Central Cuba is the start of the country’s rural heartland with vast plantations spread out on either side of the Autopista Nacional highway that bisects the region, as it heads east from Havana. The provinces of Cienfuegos, Villa Clara and Sancti Spiritus offer some of the most spectacular variety of exciting experiences in nature that Cuba has to offer. The Escambray Mountains, home to UNESCO World Heritage Site Topes De Collantes National Park, are brimming with lush, tropical rain forests with waterfalls, and are a sanctuary for hundreds of breeds of amphibians, reptiles, mammals and birds. The coral reefs off the south coast and the minor archipelago of the keys (cayos) off the north seem to create the illusion that nature itself has offered perfection for the visitors to this breathtaking region of Cuba from the sea to the mountains. Central Cuba is home to two of Cuba’s most carefully conserved colonial and neoclassical cities, Trinidad (UNESCO World Heritage) and Cienfuegos that virtually transport you back in time and immerse you in their history and culture.
Cienfuegos
Cienfuegos was the smallest of Cuba’s Provinces.
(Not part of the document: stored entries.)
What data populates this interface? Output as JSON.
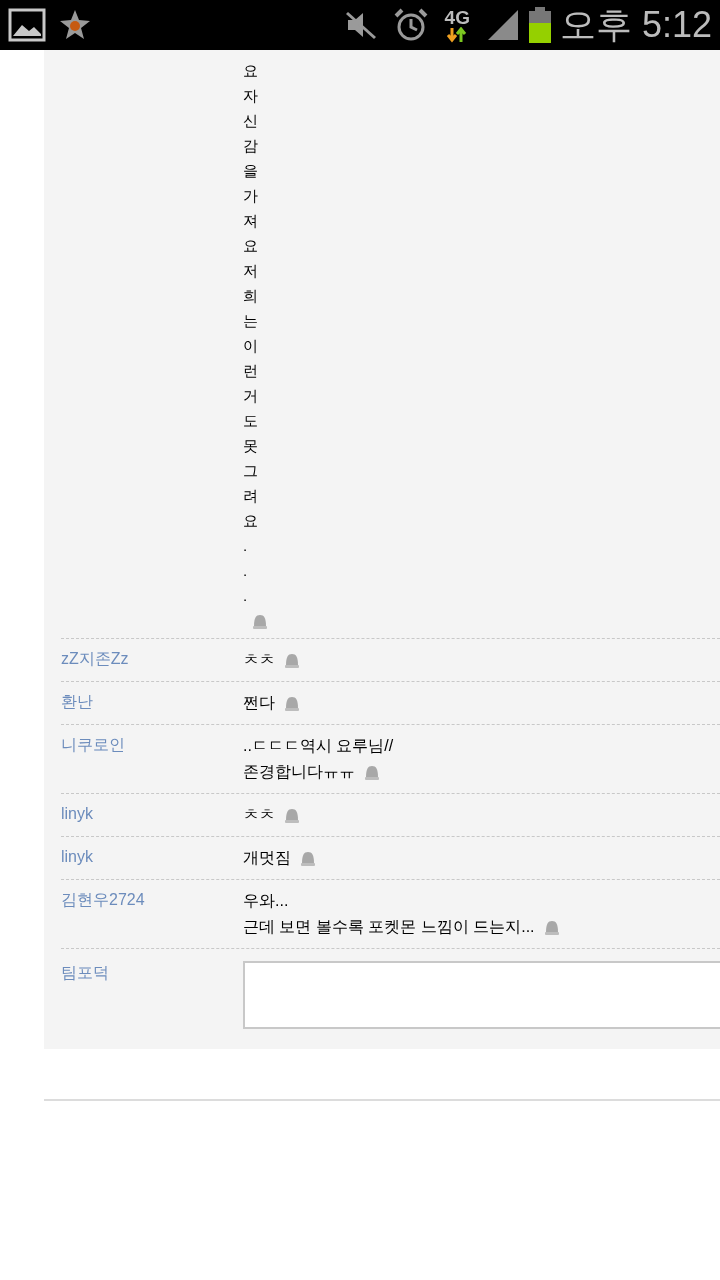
{
  "status_bar": {
    "network": "4G",
    "time": "오후 5:12"
  },
  "comments": [
    {
      "kind": "column",
      "text": "요자신감을가져요저희는이런거도못그려요..."
    },
    {
      "kind": "line",
      "author": "zZ지존Zz",
      "text": "ㅊㅊ"
    },
    {
      "kind": "line",
      "author": "환난",
      "text": "쩐다"
    },
    {
      "kind": "line",
      "author": "니쿠로인",
      "text": "..ㄷㄷㄷ역시 요루님//\n존경합니다ㅠㅠ"
    },
    {
      "kind": "line",
      "author": "linyk",
      "text": "ㅊㅊ"
    },
    {
      "kind": "line",
      "author": "linyk",
      "text": "개멋짐"
    },
    {
      "kind": "line",
      "author": "김현우2724",
      "text": "우와...\n근데 보면 볼수록 포켓몬 느낌이 드는지..."
    }
  ],
  "reply": {
    "author": "팀포덕"
  }
}
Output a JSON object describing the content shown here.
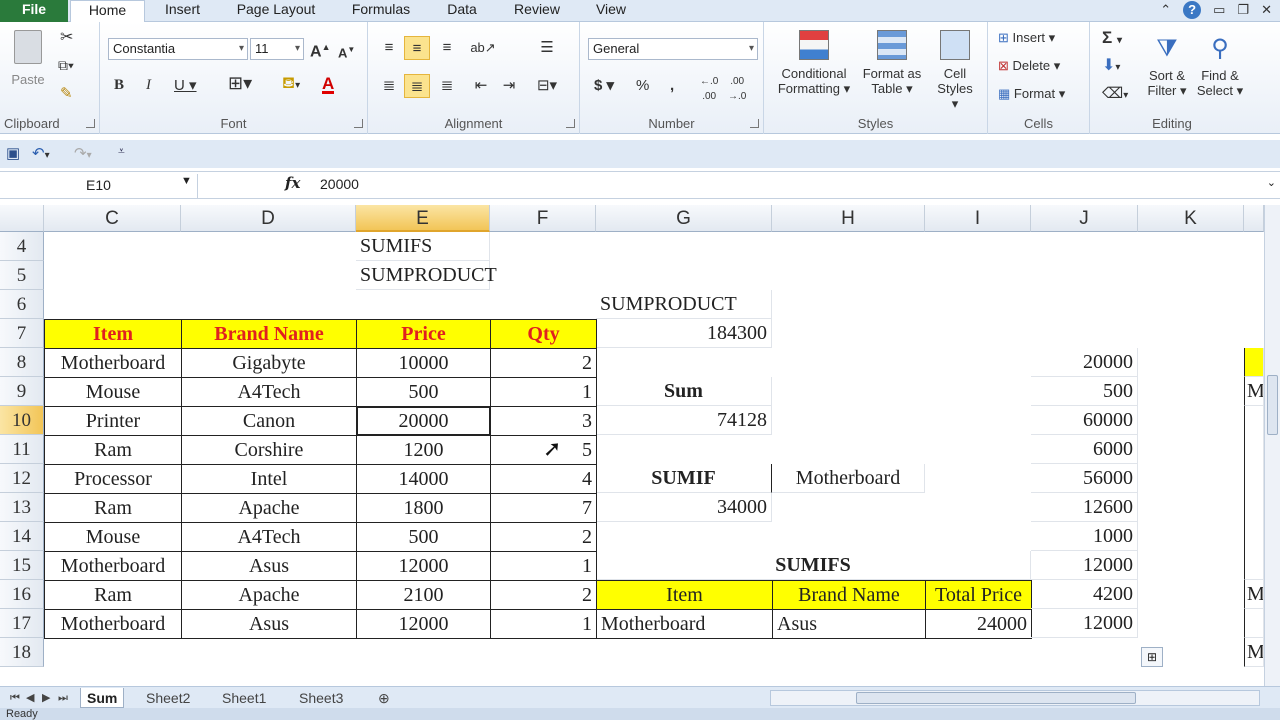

In 2011, a redistribution of boundaries made Havana and Isla de La Juventud smaller by definition. Don’t let the size of this province fool you; it is abundant with history, culture and some of the most exciting natural reserves and protected areas in all of Cuba. Although the economy has always been entirely dedicated to the growing and processing of sugar, the untouched landscape of the mountains offer spectacularly appealing scenery with waterfalls, and protected areas of great value for Cuban botanists, zoologists and ecologists. Just southeast of Cienfuegos lies Cayo Largo del Sur and the Canarreos Archipelago, a geological formation of roughly 350 islets teaming with marine life and the home to some of Cuba’s most important efforts in conservation and protection of natural resources. There are over 50 dive sites in the archipelago. The city of Cienfuegos is an impressive port city that was once the center for the sugar cane, mango, tobacco and coffee production and trade in the Caribbean.
Sancti Spiritus
There is almost every ecosystem of the Caribbean in this small but diverse province. It is flat on the south coast, mountainous in the west, home to mangroves and swamps in the southeast and has protected wetlands on the north. The largest man-made reservoir in Cuba is home to the only town in Cuba that has almost no 20th century architecture, Trinidad. Declared a UNESCO World Heritage Site, in Trinidad you can still almost sense the presence of 17th century Spanish garrisons and pirates in a place nearly frozen in time where the architecture dates back to the Spanish conquest during the 16th century.
Villa Clara
Diversity of experience and environment abound in Cuba’s central region and that fact is most evident in Villa Clara. The ultra-cultural capital city, Santa Clara, is guardian of the Cuban avant-garde, having the nation’s first drag show and its main rock festival. Meanwhile, the picturesque colonial town of Remedios and the beach-rimmed cays of the northern archipelago are experiencing Cuba’s most drastic contemporary tourist development. This land was originally inhabited by the Taino and Arawak people and centuries later was liberated by Che Guevara who is buried there. The province is indelibly stamped with Che’s legacy, but it will win your heart for hosting the nation’s most frenzied street party in Remedios, for the glimmering Escambray peaks and its lolling white-sand strands of beach in Cayo Santa María.
Camaguey
Camagüey province is the largest province in Havana spanning the center of the island from north coast to south coast. Vast plains and abundant palm trees characterize the countryside scenery. Two clusters of low mountains stand out in the flat landscape: Sierra de Cubitas, to the North, is remarkable for its canyons cutting it deeply and transversely as well as for the presence of a great amount of archaeologically relevant caves; Sierra de Najasa, to the South, features fossil wood remnants, a dazzling natural marvel. Right in the very center, as if emerging from the past, the capital city of Camaguey breaks through, full of magnificent bell towers and elegant old buildings with a labyrinthine web of streets, alleys and squares unparalleled in the Caribbean region, declared Cultural Heritage of Humanity, in 2008.